To be honest who truly relates to Pilgrims – I mean outside of  the Amish.  It’s a day where we celebrate there devotion to puritanical ideals  by indulging in a bunch of  sins: gluttony, sloth,  greed (seriously you celebrate  thanksgiving by  camping out in front of Best Buy?   To get a deal on a tv- its not a free tv. It’s a deal on tv), and of course wrath, envy and pride- that all involves football though.   Not a lot of lust, but I think that’s because  most of the nation is in a tryptophan hole.

In ’89 or ’90 I started to do an Orphan’s Thanksgiving for everyone like myself who had nowhere to go  (one parent had disinherited me, the other was living in the UK)  so my friend and partner Sonia and I talked  a bunch of people to  come out to Fridley eat Turkey and watch Disney and John Waters movies.  At  some point the  stove may have caught fire and people may have been voguing on the kitchen counter.  It was the first time I actually truly connected with it as a holiday the very simple idea of giving thanks.

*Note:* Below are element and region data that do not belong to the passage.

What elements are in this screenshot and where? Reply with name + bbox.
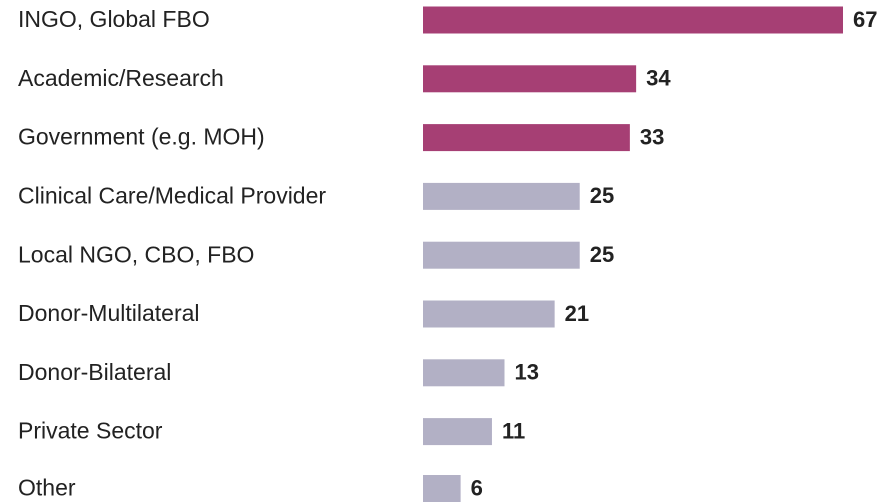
value-label: 25 <box>590 242 614 267</box>
bar <box>423 124 630 152</box>
bar <box>423 359 505 387</box>
bar <box>423 418 492 446</box>
category-label: Private Sector <box>18 418 163 444</box>
value-label: 13 <box>514 360 538 385</box>
value-label: 6 <box>471 475 483 500</box>
bar <box>423 300 555 328</box>
bar <box>423 6 843 34</box>
value-label: 67 <box>853 7 877 32</box>
bar <box>423 475 461 502</box>
category-label: Local NGO, CBO, FBO <box>18 241 254 267</box>
value-label: 33 <box>640 124 664 149</box>
value-label: 25 <box>590 183 614 208</box>
category-label: Donor-Bilateral <box>18 359 171 385</box>
category-label: INGO, Global FBO <box>18 6 210 32</box>
value-label: 34 <box>646 66 671 91</box>
bar <box>423 182 580 210</box>
bar <box>423 241 580 269</box>
value-label: 11 <box>502 418 525 443</box>
bar <box>423 65 637 93</box>
category-label: Academic/Research <box>18 65 224 91</box>
value-label: 21 <box>565 301 589 326</box>
category-label: Donor-Multilateral <box>18 300 200 326</box>
category-label: Government (e.g. MOH) <box>18 124 265 150</box>
category-label: Other <box>18 475 76 501</box>
category-label: Clinical Care/Medical Provider <box>18 182 326 208</box>
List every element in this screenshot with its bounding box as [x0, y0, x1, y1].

It wasn’t until  92 that it became a tradition with guests who have come in from all of the world, its been host to whoever was on tour,  its been the meeting point for lifelong relationships and super unfortunate hook ups  We have had it  in time of great prosperity and utter disparity,  When Mo and I separated for a time we even got back together  in time to do it, I did it at my sickest,  it was actually where I first came face to face with Scott my kidney donor  since he had agreed to be my donor and  4 days before the operation.

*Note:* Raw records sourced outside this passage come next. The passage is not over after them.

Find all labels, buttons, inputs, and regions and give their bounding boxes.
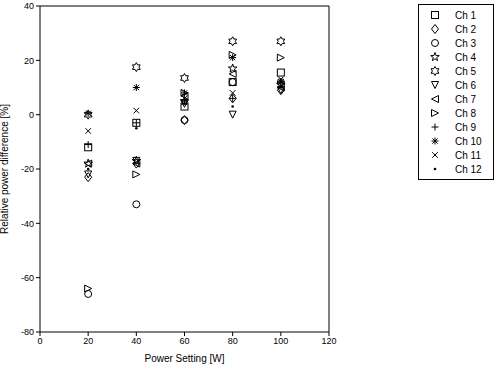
svg-text:-60: -60 xyxy=(21,273,34,283)
svg-text:0: 0 xyxy=(37,336,42,346)
html-text:Ch 6: Ch 6 xyxy=(455,79,477,91)
svg-text:-80: -80 xyxy=(21,327,34,337)
svg-text:0: 0 xyxy=(29,110,34,120)
html-text:Ch 8: Ch 8 xyxy=(455,107,477,119)
html-text:Ch 11: Ch 11 xyxy=(455,149,481,161)
html-text:Ch 4: Ch 4 xyxy=(455,51,477,63)
svg-text:Power Setting [W]: Power Setting [W] xyxy=(144,353,224,364)
svg-text:20: 20 xyxy=(24,56,34,66)
html-text:Ch 9: Ch 9 xyxy=(455,121,477,133)
svg-text:-20: -20 xyxy=(21,164,34,174)
svg-text:40: 40 xyxy=(24,1,34,11)
html-text:Ch 10: Ch 10 xyxy=(455,135,482,147)
html-text:Ch 5: Ch 5 xyxy=(455,65,477,77)
html-text:Ch 12: Ch 12 xyxy=(455,163,482,175)
svg-text:120: 120 xyxy=(321,336,336,346)
html-text:Ch 2: Ch 2 xyxy=(455,23,477,35)
svg-text:Relative power difference [%]: Relative power difference [%] xyxy=(8,104,10,234)
html-text:Ch 3: Ch 3 xyxy=(455,37,477,49)
html-text:Ch 1: Ch 1 xyxy=(455,9,477,21)
html-text:Ch 7: Ch 7 xyxy=(455,93,477,105)
svg-text:60: 60 xyxy=(179,336,189,346)
svg-text:40: 40 xyxy=(131,336,141,346)
svg-text:-40: -40 xyxy=(21,219,34,229)
svg-text:80: 80 xyxy=(228,336,238,346)
svg-text:100: 100 xyxy=(273,336,288,346)
svg-text:20: 20 xyxy=(83,336,93,346)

Until this year, today there is no Orphans thanksgiving, a  move to a new place which is a sea of boxes, and  home to a stove that seems to know only one temperature and a dishwasher that refuses to drain   So what has lasted through the best and worst of times  has been temporarily waylaid by appliances.  It will return next year- bigger badder, rougher and tougher, Much like Bond in skyfall a brief absence, quickly forgotten upon its return.

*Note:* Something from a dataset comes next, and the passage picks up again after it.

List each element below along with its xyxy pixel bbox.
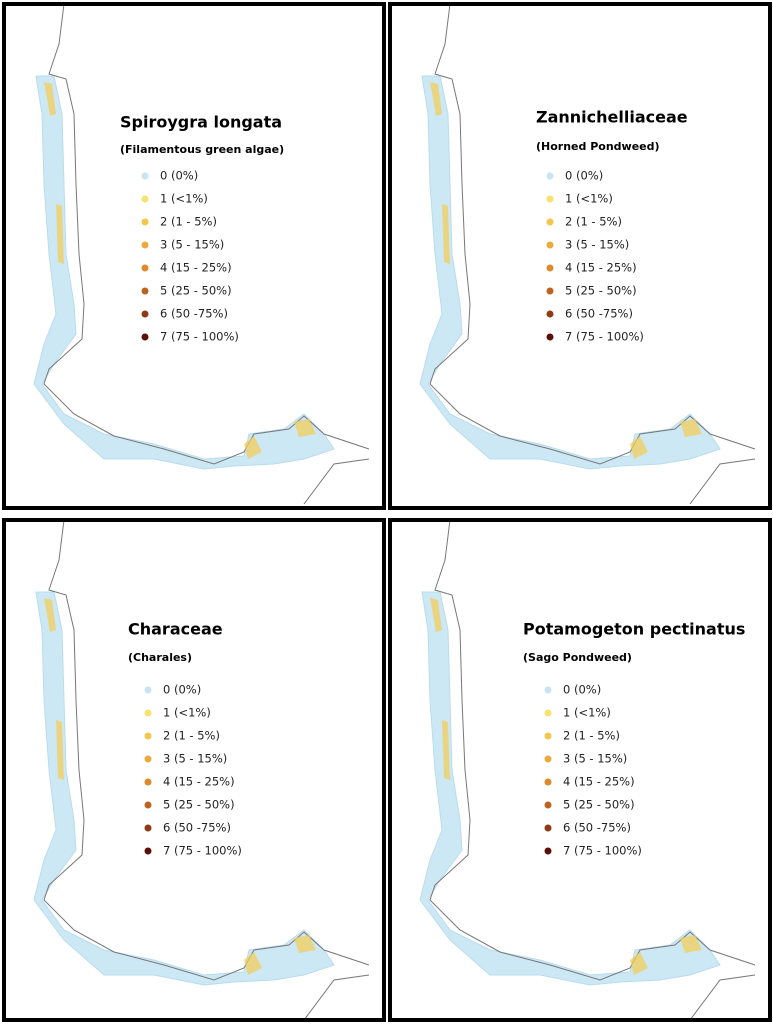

Nonetheless I am thankful, so unbelievably thankful.  I am thankful for friends that understood we needed a year off,  thankful for friends that wanted to share their holiday with us., Thankful for friends that are a part of my life now and friends who aren’t anymore for whatever the reason, it’s the stuff that makes us who we are, and who we will become. I am thankful for my country, which has gotten a little punched up as of late but  keeps getting up off the mat, and fighting all the harder.  I am thankful for my state and the fact that we voted down the Gay marriage amendment.  I am thankful for my family both my extended and my actual albeit they are  more Charles Addams than Norman Rockwell but none the less I am thankful. I am thankful for the good and the bad, we are alive , and it might be chaotic but  like at all times in  human history we stand at a crossroads; there will be good and there will be bad,  and  I am thankful for both and all the glorious bits in between.